Redistricting master Mann makes victims of Gary Ackerman, Bob Turner and Hakeem Jeffries, among others
Last night, not long after Magistrate Judge and special redistricting master Roanne Mann grilled legislative lawyers about the merits of considering incumbency, she released a set of proposed maps that seems to take the current configuration of congressional districts as a very loose template, but with some significant changes for a number of existing office-holders.
New York currently has 29 congressional districts; thanks to a relative population decrease in the last census, that number has to be reduced to 27.
Mann's maps don't exactly start from scratch, like the ones submitted by the good-government group Common Cause, but they appear to avoid the gerrymandering that legislative leaders traditionally use to provide protection for incumbents from their own parties, and also ignore the dreaded "pairings" that pit officeholders against each other.
Downstate, Mann's map effectively confirms that the rumors about the impending demise of Gary Ackerman's district, which straddles Queens and Nassau Counties, are true. The territory that was in the district will be roughly split between districts in each of the counties. Ackerman has previously said both options would be appealing to him as a candidate, but they each come with their own headaches. To the east, he would face a primary with fellow Democrat Carolyn McCarthy; to the west, he could face a primary challenge from Democratic assemblyman Rory Lancman, who quickly released a statement saying the new 6th district was nicely centered around his home in Queens.
The lines cut close to Republican Peter King's home, and could put him in McCarthy's district too, though he would have the 2nd Congressional District to himself, just to the east. (It's not clear from the map which side of the line King's home is on; he could run in either district, since there's no residency requirement for members of Congress, but it would be potentially uncomfortable for him not to live in the area he represents.)
Mann's map also draws Republican Bob Turner, who won a special election last year, into a heavily African-American southern Queens district with Democratic Representative Gregory Meeks, who would seem to have a significant advantage there.

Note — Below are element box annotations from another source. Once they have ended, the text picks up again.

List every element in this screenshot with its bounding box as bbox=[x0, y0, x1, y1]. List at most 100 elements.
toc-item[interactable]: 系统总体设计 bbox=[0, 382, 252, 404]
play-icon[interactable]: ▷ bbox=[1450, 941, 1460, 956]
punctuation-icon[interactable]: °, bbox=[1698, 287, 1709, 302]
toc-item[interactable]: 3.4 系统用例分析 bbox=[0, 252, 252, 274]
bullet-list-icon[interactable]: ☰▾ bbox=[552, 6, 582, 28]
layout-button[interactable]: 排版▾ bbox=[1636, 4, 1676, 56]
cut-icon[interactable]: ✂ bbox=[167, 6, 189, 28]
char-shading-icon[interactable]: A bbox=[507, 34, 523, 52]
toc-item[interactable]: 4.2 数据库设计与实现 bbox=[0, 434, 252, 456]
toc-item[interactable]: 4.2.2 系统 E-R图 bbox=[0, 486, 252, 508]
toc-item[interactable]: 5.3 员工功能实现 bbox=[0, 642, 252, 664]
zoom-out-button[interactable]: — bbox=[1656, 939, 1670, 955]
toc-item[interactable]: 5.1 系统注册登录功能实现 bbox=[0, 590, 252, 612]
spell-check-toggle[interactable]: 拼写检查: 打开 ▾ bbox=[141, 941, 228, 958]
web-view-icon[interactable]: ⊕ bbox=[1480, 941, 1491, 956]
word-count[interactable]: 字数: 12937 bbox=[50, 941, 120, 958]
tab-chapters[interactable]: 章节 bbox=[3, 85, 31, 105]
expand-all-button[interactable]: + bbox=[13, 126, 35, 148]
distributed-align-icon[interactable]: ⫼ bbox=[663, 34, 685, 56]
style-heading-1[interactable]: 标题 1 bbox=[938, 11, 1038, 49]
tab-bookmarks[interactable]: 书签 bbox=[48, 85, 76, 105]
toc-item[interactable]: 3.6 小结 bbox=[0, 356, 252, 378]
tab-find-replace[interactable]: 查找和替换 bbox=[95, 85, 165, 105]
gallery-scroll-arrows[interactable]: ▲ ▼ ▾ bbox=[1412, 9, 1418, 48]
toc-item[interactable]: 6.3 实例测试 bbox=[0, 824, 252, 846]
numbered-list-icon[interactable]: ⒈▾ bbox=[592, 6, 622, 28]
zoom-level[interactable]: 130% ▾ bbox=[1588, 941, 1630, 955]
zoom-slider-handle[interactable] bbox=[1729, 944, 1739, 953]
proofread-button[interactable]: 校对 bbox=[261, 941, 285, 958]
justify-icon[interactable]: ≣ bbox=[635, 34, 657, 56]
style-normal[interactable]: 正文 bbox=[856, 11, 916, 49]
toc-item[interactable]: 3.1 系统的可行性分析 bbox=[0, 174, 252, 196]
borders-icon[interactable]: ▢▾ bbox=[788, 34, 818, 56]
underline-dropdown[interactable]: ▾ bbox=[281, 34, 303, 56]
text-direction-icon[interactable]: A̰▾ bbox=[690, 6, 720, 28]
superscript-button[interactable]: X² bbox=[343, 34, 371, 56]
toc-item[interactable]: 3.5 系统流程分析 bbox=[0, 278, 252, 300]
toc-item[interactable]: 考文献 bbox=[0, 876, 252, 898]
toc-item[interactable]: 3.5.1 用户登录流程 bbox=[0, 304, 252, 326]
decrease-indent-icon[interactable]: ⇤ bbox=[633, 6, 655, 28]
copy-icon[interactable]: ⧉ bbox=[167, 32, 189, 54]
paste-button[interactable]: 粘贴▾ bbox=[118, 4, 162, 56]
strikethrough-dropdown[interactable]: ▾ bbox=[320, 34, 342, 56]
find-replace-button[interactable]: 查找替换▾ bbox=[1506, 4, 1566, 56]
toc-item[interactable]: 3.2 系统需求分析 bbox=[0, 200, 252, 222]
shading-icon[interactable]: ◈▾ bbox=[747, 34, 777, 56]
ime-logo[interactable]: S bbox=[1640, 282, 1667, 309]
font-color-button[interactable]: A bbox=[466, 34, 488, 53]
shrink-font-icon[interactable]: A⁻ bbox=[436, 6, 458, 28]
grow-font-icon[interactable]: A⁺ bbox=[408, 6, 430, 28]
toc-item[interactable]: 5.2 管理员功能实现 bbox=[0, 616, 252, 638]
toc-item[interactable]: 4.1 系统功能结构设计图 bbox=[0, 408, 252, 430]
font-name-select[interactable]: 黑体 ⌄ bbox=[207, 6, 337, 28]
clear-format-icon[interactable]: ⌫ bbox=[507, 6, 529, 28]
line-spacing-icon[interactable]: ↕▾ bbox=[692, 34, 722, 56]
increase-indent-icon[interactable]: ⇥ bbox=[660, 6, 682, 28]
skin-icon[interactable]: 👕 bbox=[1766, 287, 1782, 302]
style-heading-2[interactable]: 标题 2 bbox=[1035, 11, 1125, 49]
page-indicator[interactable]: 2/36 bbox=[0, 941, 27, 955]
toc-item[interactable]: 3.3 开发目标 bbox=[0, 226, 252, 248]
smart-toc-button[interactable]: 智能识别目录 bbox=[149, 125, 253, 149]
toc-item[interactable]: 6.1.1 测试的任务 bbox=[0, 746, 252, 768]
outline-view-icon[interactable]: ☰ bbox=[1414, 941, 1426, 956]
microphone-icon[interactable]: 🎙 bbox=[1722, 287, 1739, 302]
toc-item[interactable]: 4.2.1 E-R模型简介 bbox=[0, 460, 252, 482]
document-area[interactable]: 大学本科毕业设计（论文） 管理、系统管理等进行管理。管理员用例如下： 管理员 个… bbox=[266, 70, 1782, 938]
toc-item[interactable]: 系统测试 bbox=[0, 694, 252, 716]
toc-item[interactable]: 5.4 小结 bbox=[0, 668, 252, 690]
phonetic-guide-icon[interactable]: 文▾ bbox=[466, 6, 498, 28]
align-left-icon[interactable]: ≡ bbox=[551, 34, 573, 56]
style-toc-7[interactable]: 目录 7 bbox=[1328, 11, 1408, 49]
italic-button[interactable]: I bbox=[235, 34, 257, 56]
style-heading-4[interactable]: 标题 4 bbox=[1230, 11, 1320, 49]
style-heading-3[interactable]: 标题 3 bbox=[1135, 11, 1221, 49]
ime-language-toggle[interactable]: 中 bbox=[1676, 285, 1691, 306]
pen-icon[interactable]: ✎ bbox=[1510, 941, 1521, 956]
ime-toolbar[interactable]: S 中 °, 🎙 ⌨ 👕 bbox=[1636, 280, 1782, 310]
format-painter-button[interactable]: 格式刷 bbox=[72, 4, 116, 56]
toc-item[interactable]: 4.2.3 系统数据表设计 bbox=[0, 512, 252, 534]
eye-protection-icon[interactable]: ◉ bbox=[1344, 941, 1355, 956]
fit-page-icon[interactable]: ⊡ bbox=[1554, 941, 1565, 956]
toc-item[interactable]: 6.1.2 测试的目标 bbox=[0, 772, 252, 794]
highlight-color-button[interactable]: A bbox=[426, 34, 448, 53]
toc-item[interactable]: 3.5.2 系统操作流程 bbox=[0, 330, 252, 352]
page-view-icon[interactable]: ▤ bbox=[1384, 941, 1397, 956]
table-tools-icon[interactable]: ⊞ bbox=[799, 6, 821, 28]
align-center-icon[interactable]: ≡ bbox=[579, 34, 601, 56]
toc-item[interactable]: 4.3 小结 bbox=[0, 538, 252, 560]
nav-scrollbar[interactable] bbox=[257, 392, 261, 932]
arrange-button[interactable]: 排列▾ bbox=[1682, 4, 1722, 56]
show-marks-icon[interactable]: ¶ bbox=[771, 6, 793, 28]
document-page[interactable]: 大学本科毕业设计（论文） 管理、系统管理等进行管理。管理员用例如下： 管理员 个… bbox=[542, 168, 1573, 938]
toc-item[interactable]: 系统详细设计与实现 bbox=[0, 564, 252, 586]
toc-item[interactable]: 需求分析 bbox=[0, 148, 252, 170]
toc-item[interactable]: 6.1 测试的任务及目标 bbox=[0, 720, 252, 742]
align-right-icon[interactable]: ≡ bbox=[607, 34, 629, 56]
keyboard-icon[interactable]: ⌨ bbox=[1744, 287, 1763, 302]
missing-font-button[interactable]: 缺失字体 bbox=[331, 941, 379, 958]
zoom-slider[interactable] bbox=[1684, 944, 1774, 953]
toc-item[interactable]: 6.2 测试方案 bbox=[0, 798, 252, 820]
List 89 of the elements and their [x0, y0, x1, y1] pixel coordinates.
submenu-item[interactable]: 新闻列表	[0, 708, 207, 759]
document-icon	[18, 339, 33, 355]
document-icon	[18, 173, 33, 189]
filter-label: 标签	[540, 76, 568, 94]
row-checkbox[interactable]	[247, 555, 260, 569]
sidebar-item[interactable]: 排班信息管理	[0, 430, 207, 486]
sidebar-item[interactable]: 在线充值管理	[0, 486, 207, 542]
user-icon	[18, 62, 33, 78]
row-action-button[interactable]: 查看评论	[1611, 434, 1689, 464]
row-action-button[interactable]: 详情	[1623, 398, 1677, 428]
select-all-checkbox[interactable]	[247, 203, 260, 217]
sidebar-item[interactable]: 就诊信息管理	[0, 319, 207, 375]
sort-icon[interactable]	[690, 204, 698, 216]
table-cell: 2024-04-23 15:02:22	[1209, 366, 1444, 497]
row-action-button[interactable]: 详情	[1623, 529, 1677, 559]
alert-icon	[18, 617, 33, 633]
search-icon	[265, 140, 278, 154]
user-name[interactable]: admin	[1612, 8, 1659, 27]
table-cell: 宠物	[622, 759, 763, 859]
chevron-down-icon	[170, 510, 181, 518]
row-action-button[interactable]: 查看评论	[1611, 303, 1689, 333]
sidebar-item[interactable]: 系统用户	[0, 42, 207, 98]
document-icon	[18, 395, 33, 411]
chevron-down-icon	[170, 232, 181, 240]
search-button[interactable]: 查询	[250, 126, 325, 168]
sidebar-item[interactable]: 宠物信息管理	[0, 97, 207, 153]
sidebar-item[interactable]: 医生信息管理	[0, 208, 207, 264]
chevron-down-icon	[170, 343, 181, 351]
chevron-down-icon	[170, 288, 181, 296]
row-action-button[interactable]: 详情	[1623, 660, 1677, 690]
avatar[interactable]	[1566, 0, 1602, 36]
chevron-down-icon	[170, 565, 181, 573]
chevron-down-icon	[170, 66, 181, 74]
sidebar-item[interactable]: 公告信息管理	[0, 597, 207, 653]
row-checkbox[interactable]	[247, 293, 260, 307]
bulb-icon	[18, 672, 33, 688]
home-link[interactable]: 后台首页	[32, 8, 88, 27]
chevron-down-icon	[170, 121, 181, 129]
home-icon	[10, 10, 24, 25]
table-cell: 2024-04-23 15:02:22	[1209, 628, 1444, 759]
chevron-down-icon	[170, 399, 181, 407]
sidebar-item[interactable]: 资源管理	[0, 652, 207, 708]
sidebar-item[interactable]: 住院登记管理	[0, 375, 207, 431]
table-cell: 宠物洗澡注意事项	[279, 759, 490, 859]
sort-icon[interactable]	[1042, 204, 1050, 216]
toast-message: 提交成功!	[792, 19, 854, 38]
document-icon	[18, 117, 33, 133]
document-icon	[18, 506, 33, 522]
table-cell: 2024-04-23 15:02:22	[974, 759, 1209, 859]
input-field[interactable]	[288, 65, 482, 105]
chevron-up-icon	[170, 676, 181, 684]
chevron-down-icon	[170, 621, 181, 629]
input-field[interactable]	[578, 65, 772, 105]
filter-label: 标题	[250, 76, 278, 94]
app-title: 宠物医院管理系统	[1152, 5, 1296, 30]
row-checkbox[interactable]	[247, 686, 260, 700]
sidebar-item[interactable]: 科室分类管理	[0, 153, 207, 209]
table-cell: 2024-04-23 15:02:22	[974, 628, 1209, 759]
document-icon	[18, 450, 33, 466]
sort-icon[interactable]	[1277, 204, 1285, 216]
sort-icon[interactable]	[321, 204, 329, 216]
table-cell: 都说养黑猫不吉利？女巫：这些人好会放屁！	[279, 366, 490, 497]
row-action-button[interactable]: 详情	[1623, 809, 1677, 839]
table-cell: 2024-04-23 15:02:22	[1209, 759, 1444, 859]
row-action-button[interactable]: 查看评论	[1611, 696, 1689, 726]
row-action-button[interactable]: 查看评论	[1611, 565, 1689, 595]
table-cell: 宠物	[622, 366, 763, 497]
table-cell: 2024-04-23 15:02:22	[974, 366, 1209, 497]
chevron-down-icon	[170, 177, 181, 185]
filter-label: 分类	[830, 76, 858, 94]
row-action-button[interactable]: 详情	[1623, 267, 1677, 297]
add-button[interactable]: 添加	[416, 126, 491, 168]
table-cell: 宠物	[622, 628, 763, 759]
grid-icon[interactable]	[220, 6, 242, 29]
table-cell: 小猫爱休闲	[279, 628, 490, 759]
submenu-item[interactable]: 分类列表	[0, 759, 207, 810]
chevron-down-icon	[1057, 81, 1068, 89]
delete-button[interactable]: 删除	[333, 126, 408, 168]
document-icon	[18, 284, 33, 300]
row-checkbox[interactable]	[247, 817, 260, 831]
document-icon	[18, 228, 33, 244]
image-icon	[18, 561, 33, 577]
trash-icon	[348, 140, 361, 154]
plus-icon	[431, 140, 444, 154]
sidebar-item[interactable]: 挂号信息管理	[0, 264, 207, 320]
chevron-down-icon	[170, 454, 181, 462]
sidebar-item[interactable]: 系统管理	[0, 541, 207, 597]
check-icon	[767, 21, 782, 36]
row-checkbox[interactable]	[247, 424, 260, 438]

In Brooklyn, the map expands Carolyn Maloney further into the northern part of the borough, shifting Nydia Velazquez to the south, and stretching Ed Towns all the way to the southern end of the borough. (Maloney's district is also in eastern Manhattan and northwest Queens.)
It also draws Assemblyman Hakeem Jeffries out of Towns's district, which would seem to complicate Jeffries' current primary challenge to Towns.
In Manhattan, Mann's map extends Representative Charlie Rangel's district into the south Bronx.
Upstate, Mann appears to have favored keeping cities intact, with Albany, Rochester and Buffalo getting their own representatives.
UPDATE: Ackerman released his own statement, calling the proposed 6th district a "fantastic district in Queens where I grew up, went to public school and college, and started my family and my business," and said he looks forward to representing those constituents for "many more years to come."